How to get a salad ready for picnics, potlucks, and other summer flings: prepare the cabbage, carrots, and hardy vegetables. Keep them in a big container or gallon bag. Lettice, tomatoes, cucumbers croutons etc. get prepared the day before. Keep in separate bags. Make the dressing and keep it in a big jar. Then, when needed, assemble cabbage/lettuce, vegetables, etc., chopped parsley. The parsley doesn’t add a significant flavor, but it does make the salad look like a show-stopper. You could also use ribbons of kale for a modern twist.
The prepared vegetables without dressing will keep for 5 days in a bag.

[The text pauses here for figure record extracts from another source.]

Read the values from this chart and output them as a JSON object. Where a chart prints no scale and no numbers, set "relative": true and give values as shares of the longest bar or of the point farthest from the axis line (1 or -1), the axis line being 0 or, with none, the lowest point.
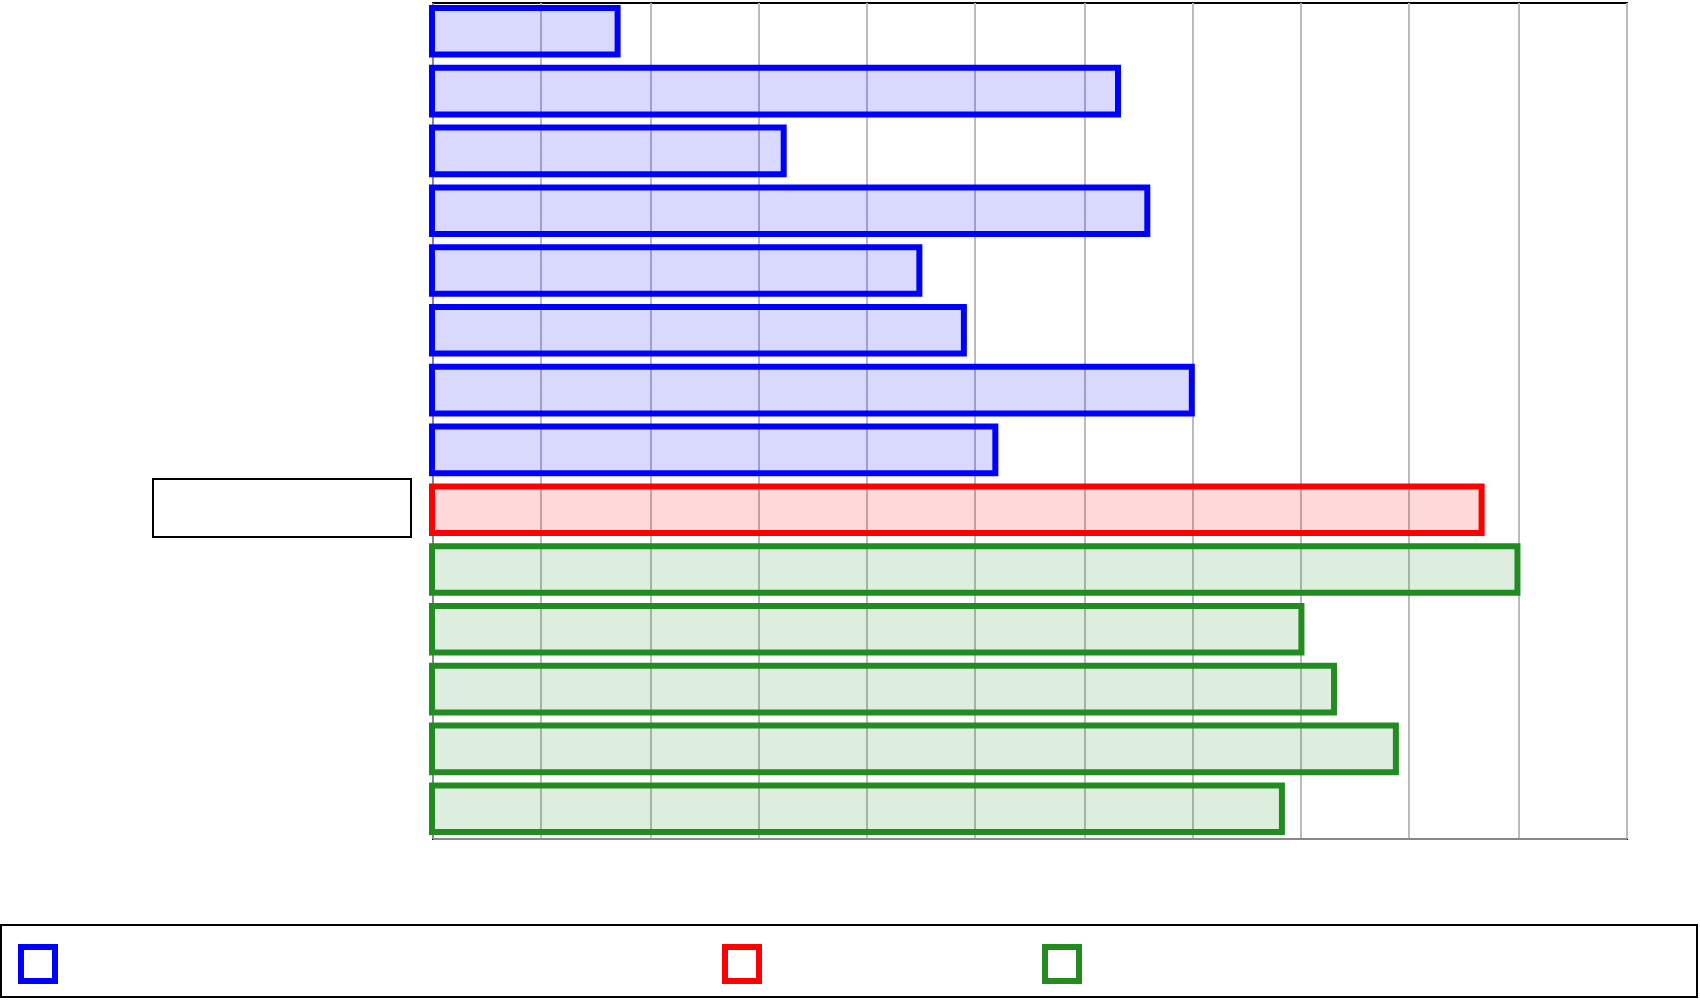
{
  "chart_data": {
    "type": "bar",
    "orientation": "horizontal",
    "relative": true,
    "grid": "x",
    "categories": [
      null,
      null,
      null,
      null,
      null,
      null,
      null,
      null,
      null,
      null,
      null,
      null,
      null,
      null
    ],
    "values": [
      0.171,
      0.632,
      0.324,
      0.659,
      0.449,
      0.49,
      0.7,
      0.519,
      0.967,
      1,
      0.801,
      0.831,
      0.888,
      0.783
    ],
    "colors": [
      "#0000ff",
      "#0000ff",
      "#0000ff",
      "#0000ff",
      "#0000ff",
      "#0000ff",
      "#0000ff",
      "#0000ff",
      "#ff0000",
      "#228b22",
      "#228b22",
      "#228b22",
      "#228b22",
      "#228b22"
    ]
  }
}
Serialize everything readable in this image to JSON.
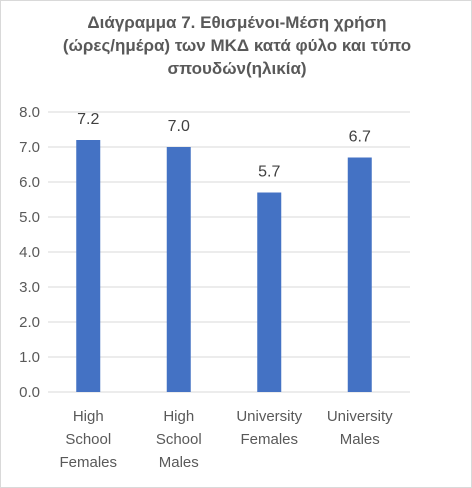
{
  "chart_data": {
    "type": "bar",
    "title_lines": [
      "Διάγραμμα 7. Εθισμένοι-Μέση χρήση",
      "(ώρες/ημέρα) των ΜΚΔ κατά φύλο και τύπο",
      "σπουδών(ηλικία)"
    ],
    "categories": [
      [
        "High",
        "School",
        "Females"
      ],
      [
        "High",
        "School",
        "Males"
      ],
      [
        "University",
        "Females"
      ],
      [
        "University",
        "Males"
      ]
    ],
    "values": [
      7.2,
      7.0,
      5.7,
      6.7
    ],
    "data_labels": [
      "7.2",
      "7.0",
      "5.7",
      "6.7"
    ],
    "y_ticks": [
      "0.0",
      "1.0",
      "2.0",
      "3.0",
      "4.0",
      "5.0",
      "6.0",
      "7.0",
      "8.0"
    ],
    "ylim": [
      0,
      8
    ],
    "grid": true,
    "legend": "none",
    "colors": {
      "bar": "#4472C4",
      "grid": "#d9d9d9",
      "text": "#595959"
    }
  }
}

The dressing without blue cheese keeps… well, I can’t say forever, but there’s honestly not one thing in there that shouldn’t keep for a month or two. Keep it in an airtight jar in the fridge. With blue cheese in it, use it within a week.
Dressing Ingredients:
- 2 c mayonnaise, low-fat is fine, as is swapping half with yogurt
- 1/4 c smooth Dijon mustard
- 3 Tab whole grain mustard
- 2 Tab apple cider vinegar
- 1 tsp celery seed
- 1/2 tsp kosher salt
- 1/2 tsp freshly ground black pepper
- 1 1/2 c (6 ounces) crumbled blue cheese
Directions – dressing:
- Mix the mayonnaise, mustards, vinegar, celery seed, salt, and pepper in a small bowl.
- Stir in blue cheese, if using.
Serves: Around 3 cups
Source: Actually part of another recipe but a genius way to always have blue cheese dressing. You can shake for vinaigrette or blend for creamy. Homemade creamy blue cheese dressing seem to “break” – turn thin and watery – in a couple of days.